Calcium in Child Nutrition

Calcium in Child Nutrition

  Autor NN Team Data: 14.12.2007

Calcium in Child Nutrition
Find out how calcium consumption can remove osteoporosis, how much calcium children need and what delicious meals can you prepare to consume calcium with pleasure. 

Drink your milk! Perhaps you remember that you heard this from your mother too. And now being parent on you turn, you know that milk is calcium and calcium means strong bones. But have you thought what the long-term effects of lack of calcium are? And how much milk is enough? 

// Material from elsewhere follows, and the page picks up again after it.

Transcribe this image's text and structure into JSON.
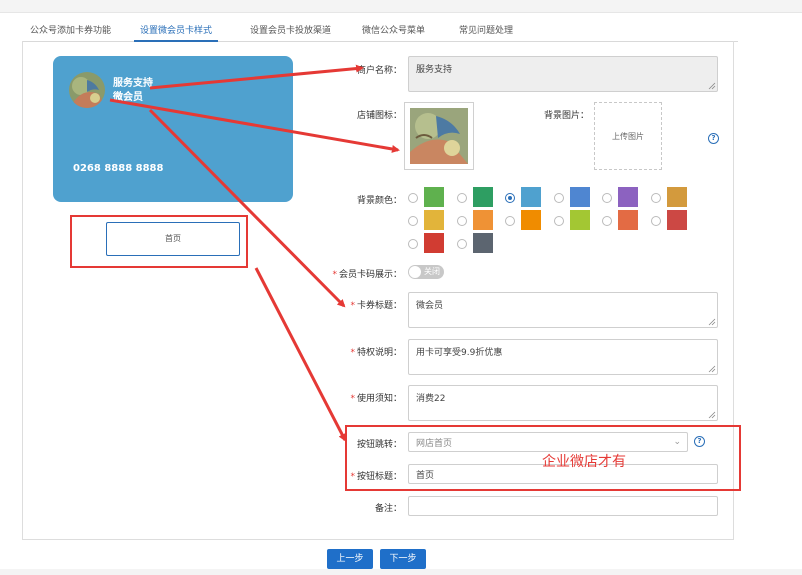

Children need a lot of calcium for proper bone development. If they do not consume enough calcium and their bone density is lower, later in life they will get osteoporosis, a complex disease in which bones become so fragile that they can break to the smallest trauma. It is extremely important to get your child used to a healthy diet, because they most need calcium between 11 and 24 years. With adolescence, dairy products should be part of our diet. But for no reason, drinking milk doesn't make you 'cool', and girls tend to keep diets and to exclude milk from their nutrition. In fact, most adolescents drink plenty of juice, which inhibit calcium production. 

A healthy diet should include two servings of dairy a day for children between two and six years. Children between one and three years are recommended 500 mg calcium daily, while those between four and eight years should consume 800mg calcium per day. 

Look carefully the labels. The amount of calcium is usually expressed as a percentage of recommended daily doses of 1000mg. If a product contains 25% calcium, it means it has 250 mg. 

You can increase the amount of calcium consumed by your child if you knowwhere to find.

Milk. Milk is the best product, one of the best sources of calcium, for it contains vitamin D also, which helps calcium fixation. The child will not have to drink a lot of milk. Calcium absorption from milk is much higher compared to other foods. 
If your child suffers from lactose intolerance, you can remain calm. There is also lactose-free milk. There are tablets or drops you can put in milk to ease digestion. Experts recommend yogurt and cheese as alternatives, which will be better tolerated by the body. 

Flavoured milk. Do not worry. Milk chocolate or strawberry flavoured does not contain much sugar. Studies have shown that people who use flavoured milk drinks give up juices. 

Traditional sources. Milk is the most common source of calcium but it is not the only one. Yogurt, cheese, canned fish (sardines), dark green leafy vegetables, broccoli, soy, pudding made with milk are also important sources of calcium for your child. Even ice cream brings a lower quantity of calcium in the body of your child. 

Cheese. You do not have to avoid all types of cheese because they are high in fat. Mozzarella and Parmesan cheese and are low in fat and are excellent sources of calcium. 

Yogurt. Yogurt is a good source of calcium and today yogurts have a creamy texture that attracts children. There are many types of low-fat yogurt, especially for children. Yogurt contains more vitamin D, is a good source of protein and contains live and active cultures. 

Now that you know which the most important sources of calcium are, here is how you can introduce these products in your child's diet: 
  • Always add milk in hot chocolate. 
  • As a snack, offer him yogurt, pudding made with milk or a bowl of milk with cereal. 
  • Melt cheese and put it over cooked vegetables or baked potatoes. 
  • Give them shakes of milk and fruit. 
  • Put grated cheese in the omelette. 
  • Add to salads leafy dark green vegetables. 
  • Give him a delicious yogurt juice, orange juice with calcium and ice cubes. 
  • When cooking, use yogurt instead of mayonnaise or sour cream. 
  • Use milk instead of water for pancakes and soups.